Unterdessen wächst die Kritik am Umgang des Innenressorts mit brisantem
Material. Landesdatenschutzbeauftragter Alexander Dix hat seit längerem
Zweifel an der Praxis, nicht mehr benötigte Datenträger zu löschen und
verlangt jetzt Auskunft von Innenminister Schönbohm. Das vom Bundesamt für
Sicherheit in der Datenverarbeitung stammende Verfahren “VS clean” stamme
aus den 90er Jahren und sei nicht mehr auf dem neuesten Stand, monierte
Dix-Sprecherin Lena Schraut gestern. Mit “VS clean” würden Festplatten zwar
überschrieben, aber nicht so oft, dass eine Reaktivierung der Daten absolut
unmöglich gemacht werde. Es sei höchst problematisch, wenn — wie im
vorliegenden Fall — mit den Alarmierungslisten vermutlich auch vertrauliche
Angaben über Polizeibeamte an Unbefugte gelangen konnten, so Schraut.
Die Sprecherin des Innenministeriums, Dorothee Stacke, wies das zurück. Die
Berliner Firma, die seit Jahresbeginn für das Innenministerium tätig sei,
stelle sicher, dass die Daten auf ausgesonderten Festplatten — 800 bis 1200
fallen jährlich im Schönbohm-Ressort an — “irreparabel gelöscht” würden. Bis
Ende 2004 landeten die Platten im Schredder oder wurden, wie die MAZ erfuhr,
beispielsweise im Landeskriminalamt mit Magneten unbrauchbar gemacht.
Ministeriumssprecherin Stacke verteidigte das bisherige Herangehen und
verwies darauf, dass bislang noch nicht geklärt sei, auf welchem Weg der
betreffende Datenträger in private Hände gelangen konnte.

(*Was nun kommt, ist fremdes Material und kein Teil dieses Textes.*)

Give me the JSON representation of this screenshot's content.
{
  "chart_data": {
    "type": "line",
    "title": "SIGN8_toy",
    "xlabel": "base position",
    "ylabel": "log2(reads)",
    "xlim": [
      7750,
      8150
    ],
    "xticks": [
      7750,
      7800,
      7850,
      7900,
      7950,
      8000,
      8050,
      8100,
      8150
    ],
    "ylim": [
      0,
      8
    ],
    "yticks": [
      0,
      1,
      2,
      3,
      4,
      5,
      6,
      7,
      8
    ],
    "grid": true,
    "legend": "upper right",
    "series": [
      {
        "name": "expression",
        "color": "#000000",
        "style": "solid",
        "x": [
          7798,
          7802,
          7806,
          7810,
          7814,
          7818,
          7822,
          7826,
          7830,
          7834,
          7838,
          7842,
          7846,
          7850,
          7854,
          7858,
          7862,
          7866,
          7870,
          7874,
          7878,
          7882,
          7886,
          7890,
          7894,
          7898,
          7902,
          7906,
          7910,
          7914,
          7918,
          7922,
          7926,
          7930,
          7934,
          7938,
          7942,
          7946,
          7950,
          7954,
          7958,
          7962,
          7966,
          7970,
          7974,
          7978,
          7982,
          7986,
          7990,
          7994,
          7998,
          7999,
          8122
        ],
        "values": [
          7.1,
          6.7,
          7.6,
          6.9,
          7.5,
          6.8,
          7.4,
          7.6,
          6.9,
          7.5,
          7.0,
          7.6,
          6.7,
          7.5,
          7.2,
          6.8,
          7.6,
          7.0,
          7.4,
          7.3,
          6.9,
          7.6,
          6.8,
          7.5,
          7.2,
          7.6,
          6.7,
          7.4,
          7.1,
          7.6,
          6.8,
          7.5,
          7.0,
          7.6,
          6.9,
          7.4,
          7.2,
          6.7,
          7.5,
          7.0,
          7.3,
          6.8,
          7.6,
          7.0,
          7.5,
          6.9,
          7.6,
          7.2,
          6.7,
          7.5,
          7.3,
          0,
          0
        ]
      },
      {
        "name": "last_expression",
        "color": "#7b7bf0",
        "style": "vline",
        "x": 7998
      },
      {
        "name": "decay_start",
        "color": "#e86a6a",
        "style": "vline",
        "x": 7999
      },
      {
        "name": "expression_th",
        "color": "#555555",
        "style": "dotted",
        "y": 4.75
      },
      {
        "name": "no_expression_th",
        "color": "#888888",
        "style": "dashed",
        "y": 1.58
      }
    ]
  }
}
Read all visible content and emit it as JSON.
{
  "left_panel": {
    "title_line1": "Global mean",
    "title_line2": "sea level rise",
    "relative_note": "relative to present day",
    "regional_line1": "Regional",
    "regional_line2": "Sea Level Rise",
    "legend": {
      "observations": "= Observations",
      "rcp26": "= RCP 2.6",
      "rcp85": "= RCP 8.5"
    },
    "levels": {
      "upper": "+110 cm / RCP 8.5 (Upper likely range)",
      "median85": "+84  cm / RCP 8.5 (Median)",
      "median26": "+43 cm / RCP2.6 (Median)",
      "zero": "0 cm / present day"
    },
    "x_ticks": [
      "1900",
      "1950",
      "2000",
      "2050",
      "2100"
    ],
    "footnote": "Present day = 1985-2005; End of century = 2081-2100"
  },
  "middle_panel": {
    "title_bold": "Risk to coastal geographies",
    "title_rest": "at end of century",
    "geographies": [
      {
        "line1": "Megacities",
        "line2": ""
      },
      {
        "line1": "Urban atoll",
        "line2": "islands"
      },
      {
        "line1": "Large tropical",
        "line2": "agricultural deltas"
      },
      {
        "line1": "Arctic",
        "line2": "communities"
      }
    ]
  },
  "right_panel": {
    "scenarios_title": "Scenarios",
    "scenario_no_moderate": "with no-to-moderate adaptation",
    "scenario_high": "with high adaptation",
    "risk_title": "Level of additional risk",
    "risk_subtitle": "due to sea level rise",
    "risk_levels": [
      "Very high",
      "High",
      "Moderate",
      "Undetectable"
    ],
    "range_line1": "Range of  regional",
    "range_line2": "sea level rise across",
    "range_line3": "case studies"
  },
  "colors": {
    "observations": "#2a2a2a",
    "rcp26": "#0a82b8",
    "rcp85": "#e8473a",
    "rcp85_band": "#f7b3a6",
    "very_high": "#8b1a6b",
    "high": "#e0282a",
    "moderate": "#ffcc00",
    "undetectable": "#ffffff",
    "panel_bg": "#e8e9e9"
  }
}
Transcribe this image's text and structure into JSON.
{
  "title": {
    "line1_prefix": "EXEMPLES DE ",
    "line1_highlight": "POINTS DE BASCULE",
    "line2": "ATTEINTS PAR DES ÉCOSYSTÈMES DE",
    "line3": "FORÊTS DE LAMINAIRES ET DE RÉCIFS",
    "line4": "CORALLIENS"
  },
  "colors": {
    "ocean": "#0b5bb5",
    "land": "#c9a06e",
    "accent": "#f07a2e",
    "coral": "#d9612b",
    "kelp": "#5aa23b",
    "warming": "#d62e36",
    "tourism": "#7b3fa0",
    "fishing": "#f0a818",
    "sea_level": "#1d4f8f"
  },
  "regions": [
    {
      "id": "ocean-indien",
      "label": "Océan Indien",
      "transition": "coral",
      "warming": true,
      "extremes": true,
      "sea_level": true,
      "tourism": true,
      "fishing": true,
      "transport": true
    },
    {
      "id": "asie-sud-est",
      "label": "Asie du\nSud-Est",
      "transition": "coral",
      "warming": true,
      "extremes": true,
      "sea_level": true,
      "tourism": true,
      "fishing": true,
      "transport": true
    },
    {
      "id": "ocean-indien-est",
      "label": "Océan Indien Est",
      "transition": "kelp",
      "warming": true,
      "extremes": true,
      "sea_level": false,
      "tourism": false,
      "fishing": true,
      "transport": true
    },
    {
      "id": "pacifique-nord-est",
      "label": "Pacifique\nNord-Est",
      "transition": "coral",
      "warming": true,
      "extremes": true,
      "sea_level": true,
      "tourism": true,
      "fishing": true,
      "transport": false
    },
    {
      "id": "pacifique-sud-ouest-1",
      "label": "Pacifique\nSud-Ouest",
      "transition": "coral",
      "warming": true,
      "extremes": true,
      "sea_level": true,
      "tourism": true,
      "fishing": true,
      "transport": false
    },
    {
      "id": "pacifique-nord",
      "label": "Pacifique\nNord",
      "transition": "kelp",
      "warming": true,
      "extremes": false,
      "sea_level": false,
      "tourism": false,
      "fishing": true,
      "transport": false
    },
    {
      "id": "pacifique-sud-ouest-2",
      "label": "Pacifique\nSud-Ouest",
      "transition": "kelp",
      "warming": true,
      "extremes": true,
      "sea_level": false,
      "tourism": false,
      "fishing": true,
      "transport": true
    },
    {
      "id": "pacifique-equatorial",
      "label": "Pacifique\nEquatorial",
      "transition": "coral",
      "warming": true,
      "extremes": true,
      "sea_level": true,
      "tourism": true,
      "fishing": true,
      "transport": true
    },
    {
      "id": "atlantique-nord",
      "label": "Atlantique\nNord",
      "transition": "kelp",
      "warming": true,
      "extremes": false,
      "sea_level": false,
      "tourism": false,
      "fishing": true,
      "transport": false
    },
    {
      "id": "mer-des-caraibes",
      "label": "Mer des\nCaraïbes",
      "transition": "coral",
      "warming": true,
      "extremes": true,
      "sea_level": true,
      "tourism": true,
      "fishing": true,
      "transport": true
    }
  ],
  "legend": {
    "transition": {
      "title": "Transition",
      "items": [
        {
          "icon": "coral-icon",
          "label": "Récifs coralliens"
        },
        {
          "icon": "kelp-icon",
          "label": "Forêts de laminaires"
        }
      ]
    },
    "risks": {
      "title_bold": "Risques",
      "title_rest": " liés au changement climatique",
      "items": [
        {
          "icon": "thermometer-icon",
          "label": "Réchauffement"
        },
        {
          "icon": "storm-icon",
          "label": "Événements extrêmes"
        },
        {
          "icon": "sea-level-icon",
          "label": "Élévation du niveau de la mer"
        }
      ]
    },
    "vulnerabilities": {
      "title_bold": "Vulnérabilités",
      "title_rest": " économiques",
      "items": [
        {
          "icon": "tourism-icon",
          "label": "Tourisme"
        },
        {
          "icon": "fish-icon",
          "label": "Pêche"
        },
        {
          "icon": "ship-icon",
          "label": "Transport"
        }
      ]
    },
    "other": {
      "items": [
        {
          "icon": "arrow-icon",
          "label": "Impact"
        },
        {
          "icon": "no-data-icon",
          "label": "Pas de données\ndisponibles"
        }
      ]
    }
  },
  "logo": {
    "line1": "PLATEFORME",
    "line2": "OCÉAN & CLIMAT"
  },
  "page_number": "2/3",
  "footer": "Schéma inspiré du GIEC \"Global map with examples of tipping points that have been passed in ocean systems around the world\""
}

In der Staatskanzlei hält man den Datenskandal im Innenministerium für einen
Einzelfall. “Ein ähnlicher Vorgang ist bisher nicht bekannt”, sagte
Vize-Regierungssprecher Mario Fassbender. In der Landesregierung gebe es
eine “Aussonderungsrichtlinie” für elektronische Datenträger und IT-Technik.
Danach würden diese, wenn möglich, von anderen Dienststellen nachgenutzt.
Denkbar sei auch eine Veräußerung über eine bundeseigene
Verwertungsgesellschaft oder die Verschrottung. Die Entscheidung liege beim
Behördenleiter.
Das Finanzministerium, das vor allem durch die Steuerdaten der Finanzämter
eine brisante Datenflut verwaltet, hat sich nach Angaben von
Ministeriumssprecher Ingo Decker bereits vor einiger Zeit dafür entschieden,
Rechner ohne Festplatten zu benutzen. Die streng vertraulichen Daten würden
auf einem zentralen Server gespeichert. “Wenn wir den PC mal weggeben, ist
das kein Problem”, so Decker.
Das Justizministerium hatte — nach eigener Kenntnis — bislang noch nie ein
Leck im System. Wenn das Ministerium Computer aussondert, dann werden die
Festplatten in einer Abteilung der Justizvollzugsanstalt Spremberg mehrfach
gelöscht. “Keine Bange, darüber gibt es einen Vertrag”, erklärt
Ministeriumssprecher Thomas Melzer. Gerichte und Staatsanwaltschaften lassen
die Festplatten von Spezialfirmen vernichten beziehungsweise löschen.